Note: $<\xi>=(1+|\xi|^2)^{1/2}$
Why $u\in H^k(\mathbb{R}^n)\Leftrightarrow <\xi>^k\hat{u}\in L^2(\mathbb{R}^n)$?
To think that to use the density of the space of Schwartz in the space of Sobolev but I do not arrive at anything ... My idea $S:=S(\mathbb{R}^n)$ is dense in $H^s(\mathbb{R}^n)$ then for $u$ in $H^s(\mathbb{R}^n)$ exists $(u_j)\in S$ such that $u_j\to u$. Then $D^{\alpha}u_j\to D^{\alpha}u$ and $\left\|(1+|x|^2)^{k}D^{\alpha}(u_j)\right\|_{L^{\infty}}\leq C$... I also know that $u\in L^2$ if and only if $\hat{u}\in L^2$
For $\Rightarrow$, let $\alpha$ be such that $|\alpha| \leq k$, let $f=D^{\alpha}u$, let $\hat{u}$ be the $L^2$ (and distributional) Fourier transform of $u$. $f$ is both a $\mathcal{S}’$ distribution and a $L^2$ function, hence its (distributional) Fourier transform is (up to a scalar function) $\xi^{\alpha}\hat{u}$, and it must also be a $L^2$ function.

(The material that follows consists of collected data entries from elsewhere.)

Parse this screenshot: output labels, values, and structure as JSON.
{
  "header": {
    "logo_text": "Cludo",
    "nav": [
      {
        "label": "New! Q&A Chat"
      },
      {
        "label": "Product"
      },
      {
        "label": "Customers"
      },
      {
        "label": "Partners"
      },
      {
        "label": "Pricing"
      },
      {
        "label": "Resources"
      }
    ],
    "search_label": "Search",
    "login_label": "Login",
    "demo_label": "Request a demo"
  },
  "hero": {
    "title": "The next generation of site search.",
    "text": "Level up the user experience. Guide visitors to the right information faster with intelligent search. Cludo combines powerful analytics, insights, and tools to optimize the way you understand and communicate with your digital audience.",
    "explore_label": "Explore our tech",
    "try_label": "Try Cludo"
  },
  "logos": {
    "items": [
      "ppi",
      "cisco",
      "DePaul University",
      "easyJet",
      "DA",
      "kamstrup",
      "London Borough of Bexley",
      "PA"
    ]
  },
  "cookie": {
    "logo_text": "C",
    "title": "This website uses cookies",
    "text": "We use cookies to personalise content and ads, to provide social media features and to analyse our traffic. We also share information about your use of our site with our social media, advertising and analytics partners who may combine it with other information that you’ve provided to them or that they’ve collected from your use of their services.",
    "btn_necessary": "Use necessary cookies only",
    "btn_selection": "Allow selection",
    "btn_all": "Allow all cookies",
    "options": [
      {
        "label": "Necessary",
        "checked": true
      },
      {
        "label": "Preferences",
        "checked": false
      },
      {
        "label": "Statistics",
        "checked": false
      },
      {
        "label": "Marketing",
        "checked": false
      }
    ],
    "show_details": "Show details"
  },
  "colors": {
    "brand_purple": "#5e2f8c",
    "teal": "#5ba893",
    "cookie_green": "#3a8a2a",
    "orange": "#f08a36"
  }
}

Now, $\langle \xi\rangle^k |\hat{u}| \leq C\sum_{|\alpha| \leq k}{|\xi^{\alpha}\hat{u}|}$, hence $\langle \xi\rangle^k |\hat{u}| \in L^2$.
The proof is similar in the other sense, if you recall $|\xi^{\alpha}| \leq \langle \xi \rangle^k$.